As the rest of the pensions world contemplates a move away from defined benefit investing, Australia, in its upturned fashion, is considering how to offer its members an actual pension.

Defined benefit (DB) funds account for 70 per cent of the world’s pension funds, according to Towers Watson. Furthermore in the largest five markets excluding Australia, which are the US, Japan, UK, Canada and the Netherlands, defined benefit funds make up 57 per cent, 98 per cent, 61 per cent, 96 per cent and 93 per cent, respectively.

Australia, which sits between Canada and the Netherlands as the fifth largest pension market in the world, has a split completely in reverse, with 81 per cent defined contribution (DC).

This means that the Australian industry has a lot to learn from other countries as it, not so gracefully, tries to solve the disconnect between the accumulation and decumulation phases of its DC schemes.

Policy makers and industry participants in the Netherlands have been spending the past year or so contemplating a move towards a “defined ambition” structure.

And in the US, jurisdictions that have traditionally offered DB public pension structures, including Alaska, Kentucky and Michigan, are looking at introducing DC funds, or hybrids, for new members.

A recent paper by APG, which manages the assets of the giant €426 billion ABP, looks at combining the best elements of DB to a DC structure by replicating real deferred annuities.

Finding a solution to the Australian dilemma will involve a change of thinking by funds.
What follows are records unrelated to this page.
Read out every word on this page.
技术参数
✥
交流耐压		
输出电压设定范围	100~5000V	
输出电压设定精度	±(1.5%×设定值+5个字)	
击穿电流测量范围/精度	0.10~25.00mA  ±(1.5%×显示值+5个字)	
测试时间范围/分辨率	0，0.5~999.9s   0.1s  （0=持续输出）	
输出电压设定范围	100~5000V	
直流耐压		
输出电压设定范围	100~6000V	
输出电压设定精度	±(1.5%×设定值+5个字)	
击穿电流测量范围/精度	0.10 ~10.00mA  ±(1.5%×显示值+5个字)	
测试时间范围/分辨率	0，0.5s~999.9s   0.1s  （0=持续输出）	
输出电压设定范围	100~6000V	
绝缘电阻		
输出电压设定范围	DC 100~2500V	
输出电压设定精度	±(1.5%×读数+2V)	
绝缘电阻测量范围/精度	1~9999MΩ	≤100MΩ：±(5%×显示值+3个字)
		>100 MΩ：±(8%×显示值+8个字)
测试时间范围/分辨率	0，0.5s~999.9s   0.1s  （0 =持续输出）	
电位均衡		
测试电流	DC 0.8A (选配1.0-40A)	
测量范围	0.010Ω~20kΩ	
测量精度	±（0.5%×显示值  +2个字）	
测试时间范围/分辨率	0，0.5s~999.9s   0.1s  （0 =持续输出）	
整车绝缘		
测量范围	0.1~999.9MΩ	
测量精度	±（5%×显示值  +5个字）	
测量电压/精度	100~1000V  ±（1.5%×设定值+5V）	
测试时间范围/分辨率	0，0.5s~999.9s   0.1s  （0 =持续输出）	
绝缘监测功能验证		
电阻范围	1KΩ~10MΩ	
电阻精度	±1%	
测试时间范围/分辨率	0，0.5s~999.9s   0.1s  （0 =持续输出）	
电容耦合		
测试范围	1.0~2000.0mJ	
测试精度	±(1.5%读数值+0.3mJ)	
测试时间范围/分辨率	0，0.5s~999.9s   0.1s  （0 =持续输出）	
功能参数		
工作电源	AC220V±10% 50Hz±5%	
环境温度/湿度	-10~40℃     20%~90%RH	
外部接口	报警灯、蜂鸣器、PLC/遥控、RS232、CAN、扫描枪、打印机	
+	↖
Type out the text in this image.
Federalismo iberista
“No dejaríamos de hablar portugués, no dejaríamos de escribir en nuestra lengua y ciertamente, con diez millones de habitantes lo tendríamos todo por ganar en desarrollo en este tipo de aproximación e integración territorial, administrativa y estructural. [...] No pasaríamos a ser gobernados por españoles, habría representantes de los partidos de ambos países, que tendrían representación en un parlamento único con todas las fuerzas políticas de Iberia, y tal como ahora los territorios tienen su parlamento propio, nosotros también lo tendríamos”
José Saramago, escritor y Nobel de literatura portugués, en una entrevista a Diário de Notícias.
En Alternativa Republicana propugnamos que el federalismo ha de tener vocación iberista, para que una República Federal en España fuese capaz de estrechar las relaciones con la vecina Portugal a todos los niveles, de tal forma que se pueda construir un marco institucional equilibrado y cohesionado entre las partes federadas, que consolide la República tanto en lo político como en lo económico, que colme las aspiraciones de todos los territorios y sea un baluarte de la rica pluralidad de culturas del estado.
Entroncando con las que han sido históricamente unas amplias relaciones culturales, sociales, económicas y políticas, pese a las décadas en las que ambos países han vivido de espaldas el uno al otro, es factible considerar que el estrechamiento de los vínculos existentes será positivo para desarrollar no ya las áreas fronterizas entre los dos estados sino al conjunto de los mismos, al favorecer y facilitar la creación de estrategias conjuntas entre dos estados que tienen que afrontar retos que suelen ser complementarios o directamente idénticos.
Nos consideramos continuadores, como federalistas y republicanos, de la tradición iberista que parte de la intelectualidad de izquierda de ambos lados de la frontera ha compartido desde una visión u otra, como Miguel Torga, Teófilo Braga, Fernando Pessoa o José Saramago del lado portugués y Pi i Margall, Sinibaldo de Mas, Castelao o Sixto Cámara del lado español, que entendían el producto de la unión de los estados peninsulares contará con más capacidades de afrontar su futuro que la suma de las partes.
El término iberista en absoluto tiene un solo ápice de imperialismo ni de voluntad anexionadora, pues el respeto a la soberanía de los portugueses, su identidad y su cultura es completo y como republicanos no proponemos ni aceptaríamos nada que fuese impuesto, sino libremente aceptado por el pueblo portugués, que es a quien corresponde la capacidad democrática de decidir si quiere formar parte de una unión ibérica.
The DC structure is essentially a savings account, and as such is dominated by wealth management thinking.

Defined benefit, on the other hand, is a fully integrated product and is an insurance or risk-based offering.


Whole-life income


The paper’s author, APG-intern Jens van Egmond, says the study rests on the premise that people want income over their whole life.

“A real annuity is the best way to achieve that and you can only get that in a defined benefit scheme,” he says.

Stefan Lundbergh, head of the innovation centre at APG, says DC funds are essentially wealth management or active management solutions. “That makes it easy to communicate that your wealth is growing,” Lundbergh says. “A real pension solution delivers future cash flows, of which the net present value is much more volatile than just wealth accumulation. That’s a very difficult thing to communicate.”